Since 2013, the centre-left Social Democratic Party (SPÖ), led by Chancellor Christian Kern, had been in coalition with the centre-right Austrian People’s Party (ÖVP).  On 10 May 2017, Vice-Chancellor Reinhold Mitterlehner of the ÖVP resigned, citing a lack of support from within his party and frustration with the coalition as the reasons.  Snap elections were set for 15 October following the collapse of the coalition.  The SPÖ and ÖVP had reportedly been in dispute prior to this and a previous possible coalition collapse had been avoided in January 2017 with an agreement on policy objectives.

Sebastian Kurz, then Minister for Foreign Affairs, was appointed acting party leader of the ÖVP upon Mr Mitterlehner’s resignation and was officially elected leader on 3 June.  He rebranded the party, campaigning on a platform of promised change.

Over the course of the campaign, Mr Kurz made reference to his work as Foreign Minister in closing the Balkan route for migrants and refugees in 2016 and on the “burqa ban” which came into force in Austria this month.  The far-right Freedom Party (FPÖ), whose candidate was narrowly defeated in the Austrian Presidential election in December 2016 by President Alexander Van der Bellen, had led opinion polls since spring 2015.  This lead dropped back to third place over the summer, behind the ÖVP and the SPÖ.

The election campaign was marked by scandal, most notably the “Schmutzkübel” (dirt bucket) campaign which involved attempts to discredit Mr Kurz through social media campaigns.  The SPÖ admitted that consultants they had hired were behind this campaign.  This came to light two weeks before Austrians went to the polls, after which there was a five point drop in opinion poll support for the SPÖ.

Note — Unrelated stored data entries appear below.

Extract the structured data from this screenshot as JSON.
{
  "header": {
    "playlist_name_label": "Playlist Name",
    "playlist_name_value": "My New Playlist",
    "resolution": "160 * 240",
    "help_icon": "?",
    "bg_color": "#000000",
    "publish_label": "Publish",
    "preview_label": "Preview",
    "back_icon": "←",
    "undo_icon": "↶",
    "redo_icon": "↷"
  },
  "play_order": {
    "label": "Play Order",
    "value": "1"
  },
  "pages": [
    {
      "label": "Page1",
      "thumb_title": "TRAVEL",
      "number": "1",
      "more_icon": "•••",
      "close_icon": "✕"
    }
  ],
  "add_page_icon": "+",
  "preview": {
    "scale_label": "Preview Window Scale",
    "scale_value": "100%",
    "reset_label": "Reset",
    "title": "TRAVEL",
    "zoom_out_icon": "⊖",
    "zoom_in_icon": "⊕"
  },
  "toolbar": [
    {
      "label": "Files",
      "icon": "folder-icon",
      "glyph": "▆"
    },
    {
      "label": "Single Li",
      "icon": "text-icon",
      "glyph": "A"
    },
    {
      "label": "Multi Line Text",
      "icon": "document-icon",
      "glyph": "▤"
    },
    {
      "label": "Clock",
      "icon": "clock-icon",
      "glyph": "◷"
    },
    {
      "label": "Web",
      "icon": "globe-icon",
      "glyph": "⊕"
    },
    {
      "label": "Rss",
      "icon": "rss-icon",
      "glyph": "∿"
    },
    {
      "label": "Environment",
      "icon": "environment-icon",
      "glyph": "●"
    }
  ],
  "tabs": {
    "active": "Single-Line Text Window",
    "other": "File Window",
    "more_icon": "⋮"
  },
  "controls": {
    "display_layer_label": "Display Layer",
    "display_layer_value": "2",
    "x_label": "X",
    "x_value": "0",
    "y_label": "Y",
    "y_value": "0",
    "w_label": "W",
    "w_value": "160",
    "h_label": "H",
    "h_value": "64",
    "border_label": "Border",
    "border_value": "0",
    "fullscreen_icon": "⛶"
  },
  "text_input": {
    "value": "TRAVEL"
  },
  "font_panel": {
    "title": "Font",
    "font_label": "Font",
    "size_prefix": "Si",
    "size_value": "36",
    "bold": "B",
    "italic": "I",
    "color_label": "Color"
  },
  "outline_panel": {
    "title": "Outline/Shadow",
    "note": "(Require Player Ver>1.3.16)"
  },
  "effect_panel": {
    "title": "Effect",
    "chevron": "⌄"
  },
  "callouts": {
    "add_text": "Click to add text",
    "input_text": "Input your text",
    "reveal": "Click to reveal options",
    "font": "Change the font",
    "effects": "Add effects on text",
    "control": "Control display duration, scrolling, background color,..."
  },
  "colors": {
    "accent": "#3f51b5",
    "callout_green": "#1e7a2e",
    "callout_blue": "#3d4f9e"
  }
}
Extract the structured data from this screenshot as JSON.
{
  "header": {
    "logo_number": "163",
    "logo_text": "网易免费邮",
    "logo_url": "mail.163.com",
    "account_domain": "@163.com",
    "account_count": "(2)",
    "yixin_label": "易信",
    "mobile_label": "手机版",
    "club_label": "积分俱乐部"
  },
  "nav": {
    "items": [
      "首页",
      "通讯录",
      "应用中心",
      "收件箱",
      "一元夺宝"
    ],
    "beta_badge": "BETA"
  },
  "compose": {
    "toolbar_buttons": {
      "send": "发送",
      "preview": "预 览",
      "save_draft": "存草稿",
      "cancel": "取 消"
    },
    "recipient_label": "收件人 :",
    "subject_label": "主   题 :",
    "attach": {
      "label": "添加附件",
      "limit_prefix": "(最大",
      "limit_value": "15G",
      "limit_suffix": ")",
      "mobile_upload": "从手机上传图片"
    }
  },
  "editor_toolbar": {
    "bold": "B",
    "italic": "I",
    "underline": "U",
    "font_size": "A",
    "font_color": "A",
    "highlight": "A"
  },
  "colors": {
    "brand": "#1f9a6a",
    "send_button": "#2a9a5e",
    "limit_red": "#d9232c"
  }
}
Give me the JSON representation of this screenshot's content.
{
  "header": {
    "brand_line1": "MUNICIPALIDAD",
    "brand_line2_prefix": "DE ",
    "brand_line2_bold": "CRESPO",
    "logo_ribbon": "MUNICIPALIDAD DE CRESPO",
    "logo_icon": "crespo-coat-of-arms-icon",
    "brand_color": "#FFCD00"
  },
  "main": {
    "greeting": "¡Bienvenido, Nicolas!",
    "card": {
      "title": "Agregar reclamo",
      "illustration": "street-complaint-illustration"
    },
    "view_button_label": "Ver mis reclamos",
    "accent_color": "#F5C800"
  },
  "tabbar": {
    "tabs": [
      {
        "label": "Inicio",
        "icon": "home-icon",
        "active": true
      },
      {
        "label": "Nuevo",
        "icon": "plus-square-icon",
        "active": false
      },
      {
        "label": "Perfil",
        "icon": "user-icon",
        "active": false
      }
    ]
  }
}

The scandal escalated further with a consultant involved in the Schmutzkübel campaign alleging that Mr Kurz’s aide attempted to bribe them away from Chancellor Kern’s election campaign, which the ÖVP denied.  Both parties have since registered criminal complaints against each other.


Turnout was 79.4 per cent, an increase of 4.5 per cent from the previous federal elections in 2013.  Provisional results published by the Austrian Interior Ministry indicate that the ÖVP won the biggest share of the vote with 31.5 per cent (62 seats), an increase of 7.5 per cent from 2013.  However, they have not gained an absolute majority. Their former coalition partners, the SPÖ, won the second-biggest share, with 26.9 per cent (52 seats), an increase of 0.1 per cent.

The far-right FPÖ won 26 per cent of votes (51 seats), increasing their share of the vote by 5.5 per cent.  This was followed by the New Austria and Liberal Forum (NEOS) who received 5.3 per cent of the vote (10 seats), a 0.3 per cent increase.

The Peter Pilz List returned 4.4 per cent of the vote (8 seats), the only other party to pass the 4 per cent threshold, making them eligible to take seats in the Austrian lower house.  The Peter Pilz List was founded in 2017 after Mr Pilz left Die Grünen – Die Grüne Alternative, the Austrian Greens.  As the Austrian Greens took only 3.8 per cent of the vote, an 8.7 per cent loss on the previous election, they do not enter Parliament.


The FPÖ is likely to be key in negotiations.  Neither the SPÖ nor the ÖVP ruled out going into coalition with the FPÖ during the campaign and both parties have previously been in coalition with the far-right party.

Mr Kurz of the ÖVP has said that it is the party’s “task to work with all others for our country”.  President Van der Bellen has commented: “I will ensure that the fundamental European values inscribed in our constitution remain the compass for Austria’s future”.

Austria will hold the rotating Presidency of the Council of the European Union from July to December 2018.